Transmission Electron Microscopic (TEM) analysis of STZ-diabetes induced Cardiac Structural changes in Rats.

Abstract

Diabetes mellitus (DM) is a global health crisis, imposing a substantial burden on both healthcare systems and individuals due to its chronic nature and associated complications. Among these complications, cardiovascular diseases rank as the primary cause of morbidity and mortality in people with diabetes. Diabetic cardiomyopathy (DCM), a distinctive form of heart disease, is characterized by structural and functional abnormalities within the heart, independent of conventional cardiovascular risk factors. The multifaceted pathophysiology of DCM involves factors like hyperglycemia-induced oxidative stress, inflammation, altered myocardial metabolism, and fibrosis, collectively leading to cardiac tissue structural changes and impaired function. Streptozotocin (STZ), a compound derived from Streptomyces achromogenes, is commonly used to induce diabetes in animal models, particularly rodents, making it a valuable tool for simulating diabetes in laboratory settings.

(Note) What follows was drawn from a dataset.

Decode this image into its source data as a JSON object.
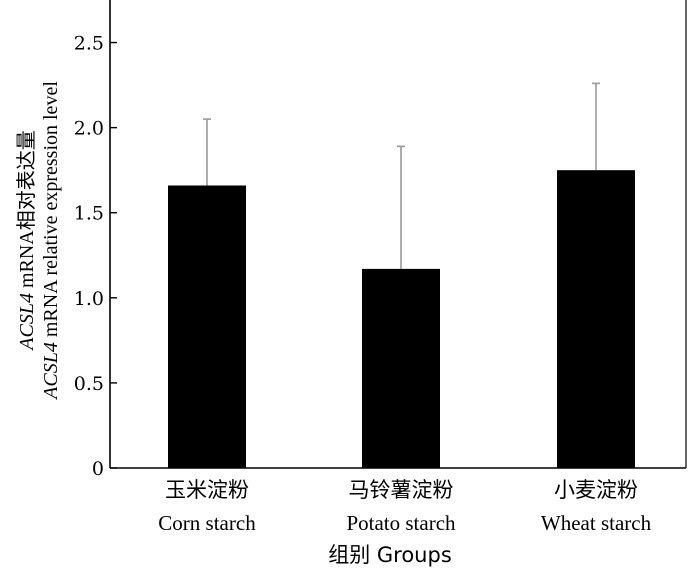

Transmission Electron Microscopy (TEM) provides a powerful means to investigate ultrastructural changes within cardiac tissues at the microscopic level, encompassing myofibrillar structure, mitochondrial integrity, sarcoplasmic reticulum, and interstitial components. Figure-1 illustrates the pathological changes caused by STZ-induced diabetes in experimental animals, showing structural alterations in cardiac and brain tissues. Notably, the use of a polyherbal extract containing Curcuma amada rhizome and Sida spinosa leaves appears to mitigate some of the detrimental effects of STZ-induced diabetes on cardiac cells, suggesting potential protective benefits.